Here are 5 fundamentals you need to know before you start learning Data science (Part 1)
- Matrices and Linear Algebra Fundamentals
Statistics that study guesswork. It is thus a cornerstone of machine learning and artificial intelligence. Statistics use a variety of mathematical approaches to reach conclusions. Linear algebra is a branch of mathematics that is very useful in data science and machine learning. Most machine learning models can be expressed in matrix form. Data sets themselves are often represented as matrices. Linear algebra is used for data preprocessing, data transformation, and model evaluation.
- Database Basics
Data is the most important part of data science. You cannot have data science without data. Designing, building, and interacting with databases is essential for any data scientist to advance their careers and enrich their knowledge base. You should learn about relational and non-relational databases, SQL (primarily join operations), and NoSQL.
- Data Frames and Series
Pandas, a Python library primarily used in data science, allows you to store data in DataFrames (2D) and Series (1D). Series is a list type in pandas that can take integer values, string values, doubles, etc. A series can contain only one indexed list, whereas a dataframe can have multiple series.
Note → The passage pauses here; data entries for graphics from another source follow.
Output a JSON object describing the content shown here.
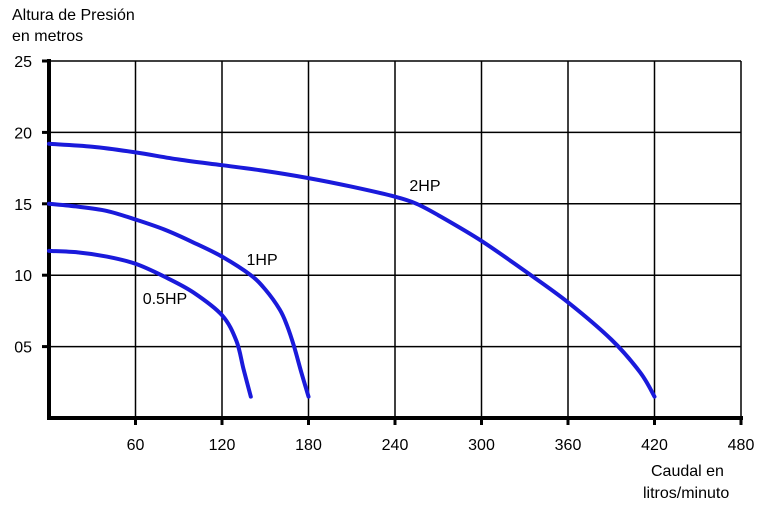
{
  "chart_data": {
    "type": "line",
    "ylabel_lines": [
      "Altura de Presión",
      "en metros"
    ],
    "xlabel_lines": [
      "Caudal en",
      "litros/minuto"
    ],
    "xlim": [
      0,
      480
    ],
    "ylim": [
      0,
      25
    ],
    "x_ticks": [
      60,
      120,
      180,
      240,
      300,
      360,
      420,
      480
    ],
    "x_tick_labels": [
      "60",
      "120",
      "180",
      "240",
      "300",
      "360",
      "420",
      "480"
    ],
    "y_ticks": [
      5,
      10,
      15,
      20,
      25
    ],
    "y_tick_labels": [
      "05",
      "10",
      "15",
      "20",
      "25"
    ],
    "grid": true,
    "line_color": "#1a1adb",
    "series": [
      {
        "name": "0.5HP",
        "x": [
          0,
          20,
          40,
          60,
          80,
          100,
          120,
          130,
          135,
          140
        ],
        "y": [
          11.7,
          11.6,
          11.3,
          10.8,
          9.9,
          8.8,
          7.2,
          5.4,
          3.4,
          1.5
        ]
      },
      {
        "name": "1HP",
        "x": [
          0,
          20,
          40,
          60,
          80,
          100,
          120,
          140,
          150,
          160,
          165,
          170,
          175,
          180
        ],
        "y": [
          15.0,
          14.8,
          14.5,
          13.9,
          13.2,
          12.3,
          11.3,
          10.0,
          9.0,
          7.6,
          6.5,
          5.0,
          3.2,
          1.5
        ]
      },
      {
        "name": "2HP",
        "x": [
          0,
          30,
          60,
          90,
          120,
          150,
          180,
          210,
          240,
          255,
          270,
          300,
          330,
          360,
          390,
          410,
          420
        ],
        "y": [
          19.2,
          19.0,
          18.6,
          18.1,
          17.7,
          17.3,
          16.8,
          16.2,
          15.5,
          15.0,
          14.2,
          12.4,
          10.3,
          8.1,
          5.5,
          3.2,
          1.5
        ]
      }
    ],
    "series_label_positions": [
      {
        "name": "0.5HP",
        "x": 65,
        "y": 8.0
      },
      {
        "name": "1HP",
        "x": 137,
        "y": 10.7
      },
      {
        "name": "2HP",
        "x": 250,
        "y": 15.9
      }
    ]
  }
}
Or you could say a dataframe is a collection of series that you can use to analyze your data. Email me if you need cheat sheets for numpy and pandas.
- Extract, transform, load (ETL)
Data extraction involves extracting data from homogeneous or heterogeneous sources. Data transformation processes data by cleaning it and transforming it into a storage format/structure suitable for query and analysis purposes. Finally, data loading describes how to insert data into a final target database, such as an online data warehouse, data mart, data lake, or data warehouse. JSON, XML, and CSV are the three main data formats used in data science.
5 . Regular Expression(RegEx)
A regular expression is used to determine whether a pattern exists in a given sequence of characters (strings) and to determine the position of the pattern in the body of text. It supports text data manipulation, a prerequisite for data science projects that include text analysis such as natural language processing (NLP).